Fig. 1: Approaches to thrombocytopenia.

A classic clinical approach to thrombocytopenia is shown in the top panel. The bottom panel shows emerging examples of pathophysiological and mechanistic approaches to clinical problems. During sepsis, neutrophils release S100A8/A9, which drives GSDMD-induced platelet pyroptosis and leads to further neutrophil activation via the release of oxidized mitochondrial DNA (mtDNA) and increased NETs and S100A8/A9.

Another important discovery made by Su et al.⁵ was that blocking platelet pyroptosis via paquinimod improved mouse sepsis. Although a justified pharmacological approach, it remains to be seen whether this can be translated to humans. Notably, paquinimod is thought to act by blocking S100A8/A9 activation of TLR4, yet several highly specific TLR4 inhibitors, including Eritoran, have been tested in human sepsis in randomized trials with disappointing results⁹.
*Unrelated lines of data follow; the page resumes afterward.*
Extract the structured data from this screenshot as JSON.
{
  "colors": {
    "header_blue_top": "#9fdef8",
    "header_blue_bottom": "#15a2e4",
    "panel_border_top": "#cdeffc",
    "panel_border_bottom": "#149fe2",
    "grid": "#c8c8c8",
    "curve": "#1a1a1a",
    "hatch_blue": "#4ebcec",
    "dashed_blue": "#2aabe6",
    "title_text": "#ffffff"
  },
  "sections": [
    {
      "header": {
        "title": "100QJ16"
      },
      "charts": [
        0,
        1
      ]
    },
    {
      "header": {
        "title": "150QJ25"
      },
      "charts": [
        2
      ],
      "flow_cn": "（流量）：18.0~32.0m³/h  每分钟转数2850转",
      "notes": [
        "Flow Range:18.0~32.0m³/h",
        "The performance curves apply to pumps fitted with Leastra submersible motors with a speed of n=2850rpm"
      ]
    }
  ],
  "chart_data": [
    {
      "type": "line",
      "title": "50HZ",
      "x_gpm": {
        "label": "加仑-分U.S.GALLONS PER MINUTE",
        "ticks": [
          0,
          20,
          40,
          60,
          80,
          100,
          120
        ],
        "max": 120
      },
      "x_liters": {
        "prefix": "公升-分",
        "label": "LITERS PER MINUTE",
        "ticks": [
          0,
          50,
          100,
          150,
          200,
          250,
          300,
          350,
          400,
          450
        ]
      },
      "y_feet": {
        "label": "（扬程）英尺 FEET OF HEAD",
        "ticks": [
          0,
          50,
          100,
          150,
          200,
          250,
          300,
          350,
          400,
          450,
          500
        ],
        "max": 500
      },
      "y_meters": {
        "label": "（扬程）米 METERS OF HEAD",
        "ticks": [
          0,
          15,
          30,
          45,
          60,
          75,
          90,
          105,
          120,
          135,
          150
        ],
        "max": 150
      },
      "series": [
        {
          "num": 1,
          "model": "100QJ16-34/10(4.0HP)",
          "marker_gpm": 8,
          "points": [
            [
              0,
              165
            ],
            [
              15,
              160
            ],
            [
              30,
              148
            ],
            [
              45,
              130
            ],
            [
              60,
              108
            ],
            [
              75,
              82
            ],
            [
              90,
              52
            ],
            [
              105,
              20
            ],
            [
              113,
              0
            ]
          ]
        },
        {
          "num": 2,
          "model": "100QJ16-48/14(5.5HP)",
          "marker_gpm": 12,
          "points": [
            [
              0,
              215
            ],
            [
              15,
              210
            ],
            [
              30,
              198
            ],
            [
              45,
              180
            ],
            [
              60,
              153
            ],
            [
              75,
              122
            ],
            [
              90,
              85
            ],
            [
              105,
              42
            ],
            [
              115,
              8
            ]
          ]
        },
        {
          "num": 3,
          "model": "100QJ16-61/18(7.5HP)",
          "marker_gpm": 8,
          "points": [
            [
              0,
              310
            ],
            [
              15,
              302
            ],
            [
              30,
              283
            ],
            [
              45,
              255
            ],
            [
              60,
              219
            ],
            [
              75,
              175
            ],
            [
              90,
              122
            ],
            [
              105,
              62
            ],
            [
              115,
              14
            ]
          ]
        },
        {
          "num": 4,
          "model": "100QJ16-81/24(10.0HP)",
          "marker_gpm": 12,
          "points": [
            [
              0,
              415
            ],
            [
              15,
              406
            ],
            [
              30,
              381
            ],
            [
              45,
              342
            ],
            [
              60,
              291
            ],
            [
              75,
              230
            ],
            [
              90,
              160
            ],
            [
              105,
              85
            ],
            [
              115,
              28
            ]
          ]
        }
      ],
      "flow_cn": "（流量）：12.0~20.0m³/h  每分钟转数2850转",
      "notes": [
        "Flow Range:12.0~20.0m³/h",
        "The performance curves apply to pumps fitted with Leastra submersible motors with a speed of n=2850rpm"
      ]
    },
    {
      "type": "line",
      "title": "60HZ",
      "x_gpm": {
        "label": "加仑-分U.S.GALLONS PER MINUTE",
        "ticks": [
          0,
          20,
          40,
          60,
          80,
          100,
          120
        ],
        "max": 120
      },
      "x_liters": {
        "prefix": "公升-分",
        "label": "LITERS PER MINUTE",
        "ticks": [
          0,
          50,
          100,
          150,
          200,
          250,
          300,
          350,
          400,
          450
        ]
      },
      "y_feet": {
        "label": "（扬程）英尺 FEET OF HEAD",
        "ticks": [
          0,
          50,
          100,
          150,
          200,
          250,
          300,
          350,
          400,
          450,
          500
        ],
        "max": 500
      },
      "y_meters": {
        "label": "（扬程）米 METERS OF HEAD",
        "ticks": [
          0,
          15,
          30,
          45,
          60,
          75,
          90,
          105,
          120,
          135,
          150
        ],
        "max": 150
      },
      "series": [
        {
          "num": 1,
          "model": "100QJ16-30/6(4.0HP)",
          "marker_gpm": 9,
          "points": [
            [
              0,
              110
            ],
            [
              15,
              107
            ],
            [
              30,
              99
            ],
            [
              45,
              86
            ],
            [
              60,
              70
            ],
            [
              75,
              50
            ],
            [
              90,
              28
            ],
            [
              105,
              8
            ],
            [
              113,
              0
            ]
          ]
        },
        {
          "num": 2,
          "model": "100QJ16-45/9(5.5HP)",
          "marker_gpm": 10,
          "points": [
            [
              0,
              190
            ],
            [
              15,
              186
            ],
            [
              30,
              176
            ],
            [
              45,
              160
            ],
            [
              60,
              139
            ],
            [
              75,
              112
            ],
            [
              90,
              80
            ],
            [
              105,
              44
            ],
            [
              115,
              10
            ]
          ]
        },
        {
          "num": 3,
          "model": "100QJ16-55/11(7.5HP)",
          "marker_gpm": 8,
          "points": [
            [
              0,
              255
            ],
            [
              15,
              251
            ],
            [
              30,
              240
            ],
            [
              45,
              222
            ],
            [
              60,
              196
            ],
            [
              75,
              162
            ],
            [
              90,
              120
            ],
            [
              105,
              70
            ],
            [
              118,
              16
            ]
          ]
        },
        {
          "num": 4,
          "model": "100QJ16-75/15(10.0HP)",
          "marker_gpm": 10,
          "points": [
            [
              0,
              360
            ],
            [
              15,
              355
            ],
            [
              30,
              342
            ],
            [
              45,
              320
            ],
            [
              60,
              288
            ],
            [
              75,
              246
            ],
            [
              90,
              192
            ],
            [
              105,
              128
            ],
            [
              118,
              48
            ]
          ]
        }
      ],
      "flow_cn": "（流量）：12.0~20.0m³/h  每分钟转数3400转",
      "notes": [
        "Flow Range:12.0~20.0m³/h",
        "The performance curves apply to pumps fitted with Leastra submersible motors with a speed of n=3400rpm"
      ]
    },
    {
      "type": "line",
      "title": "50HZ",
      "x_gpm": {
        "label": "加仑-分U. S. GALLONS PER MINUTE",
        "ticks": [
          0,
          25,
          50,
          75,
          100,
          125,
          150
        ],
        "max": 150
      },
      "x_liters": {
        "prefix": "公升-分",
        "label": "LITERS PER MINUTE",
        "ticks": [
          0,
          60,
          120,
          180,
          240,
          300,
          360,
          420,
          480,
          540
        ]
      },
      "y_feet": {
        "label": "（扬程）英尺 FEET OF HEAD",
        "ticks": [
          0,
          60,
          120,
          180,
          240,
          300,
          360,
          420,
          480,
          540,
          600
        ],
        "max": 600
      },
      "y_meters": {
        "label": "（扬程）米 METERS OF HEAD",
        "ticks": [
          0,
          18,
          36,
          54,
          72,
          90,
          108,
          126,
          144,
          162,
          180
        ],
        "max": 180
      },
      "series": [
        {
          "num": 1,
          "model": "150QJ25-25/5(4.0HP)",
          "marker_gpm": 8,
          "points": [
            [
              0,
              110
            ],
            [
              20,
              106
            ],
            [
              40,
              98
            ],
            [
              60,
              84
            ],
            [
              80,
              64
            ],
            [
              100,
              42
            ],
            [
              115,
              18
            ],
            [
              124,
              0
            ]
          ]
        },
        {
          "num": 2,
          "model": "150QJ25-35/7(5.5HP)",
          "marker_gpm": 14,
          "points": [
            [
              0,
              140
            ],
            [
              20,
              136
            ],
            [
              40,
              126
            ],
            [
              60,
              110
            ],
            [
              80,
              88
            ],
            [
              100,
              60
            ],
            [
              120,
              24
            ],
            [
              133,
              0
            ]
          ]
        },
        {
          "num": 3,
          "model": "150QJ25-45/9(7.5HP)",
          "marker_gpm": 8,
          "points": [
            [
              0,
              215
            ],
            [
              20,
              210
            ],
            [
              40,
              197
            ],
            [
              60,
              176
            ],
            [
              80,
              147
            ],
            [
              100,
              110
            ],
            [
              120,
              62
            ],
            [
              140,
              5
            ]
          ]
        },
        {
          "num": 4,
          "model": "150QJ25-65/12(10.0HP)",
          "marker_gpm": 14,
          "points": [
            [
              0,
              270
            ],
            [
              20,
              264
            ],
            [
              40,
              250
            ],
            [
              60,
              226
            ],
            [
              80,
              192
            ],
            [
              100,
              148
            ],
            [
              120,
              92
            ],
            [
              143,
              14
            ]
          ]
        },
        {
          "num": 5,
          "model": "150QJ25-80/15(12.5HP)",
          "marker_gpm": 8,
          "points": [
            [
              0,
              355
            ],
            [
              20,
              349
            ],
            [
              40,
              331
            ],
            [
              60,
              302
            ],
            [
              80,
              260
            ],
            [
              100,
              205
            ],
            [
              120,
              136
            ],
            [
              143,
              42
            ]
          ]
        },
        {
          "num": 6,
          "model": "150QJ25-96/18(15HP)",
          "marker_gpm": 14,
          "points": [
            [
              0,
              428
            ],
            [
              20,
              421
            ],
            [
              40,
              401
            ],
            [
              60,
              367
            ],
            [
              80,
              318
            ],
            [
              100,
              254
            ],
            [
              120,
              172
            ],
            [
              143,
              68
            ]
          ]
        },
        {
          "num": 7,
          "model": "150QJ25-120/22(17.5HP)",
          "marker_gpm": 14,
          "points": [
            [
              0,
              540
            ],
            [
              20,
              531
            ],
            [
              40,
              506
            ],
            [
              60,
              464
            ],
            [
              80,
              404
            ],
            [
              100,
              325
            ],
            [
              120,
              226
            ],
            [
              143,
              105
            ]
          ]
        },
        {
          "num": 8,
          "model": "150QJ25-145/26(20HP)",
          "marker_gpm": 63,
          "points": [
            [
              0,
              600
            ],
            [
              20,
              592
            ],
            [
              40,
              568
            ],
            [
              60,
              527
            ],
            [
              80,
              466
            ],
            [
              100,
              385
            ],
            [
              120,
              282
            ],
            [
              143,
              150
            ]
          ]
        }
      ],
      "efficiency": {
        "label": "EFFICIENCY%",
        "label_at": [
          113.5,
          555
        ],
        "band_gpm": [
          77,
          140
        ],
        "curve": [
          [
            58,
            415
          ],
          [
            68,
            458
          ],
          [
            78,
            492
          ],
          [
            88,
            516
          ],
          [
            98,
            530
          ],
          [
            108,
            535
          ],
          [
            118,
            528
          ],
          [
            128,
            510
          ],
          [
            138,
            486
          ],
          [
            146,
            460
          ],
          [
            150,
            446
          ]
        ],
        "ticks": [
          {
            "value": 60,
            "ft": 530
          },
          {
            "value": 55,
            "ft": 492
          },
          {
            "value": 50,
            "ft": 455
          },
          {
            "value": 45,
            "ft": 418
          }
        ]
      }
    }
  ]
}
Finally, it will be important to apply these results to the current lung inflammation and hypercoagulable state observed in severely ill patients with COVID-19. Neutrophils, platelets, NETs and thrombosis have been implicated in driving lung failure; however, thrombocytopenia tends to be mild when directly compared with bacterial sepsis¹⁰. Nonetheless, the parallels and similarities that exist between platelet-mediated pathology in both sepsis and COVID-19 suggest shared pathophysiology, and potentially overlapping therapeutic strategies.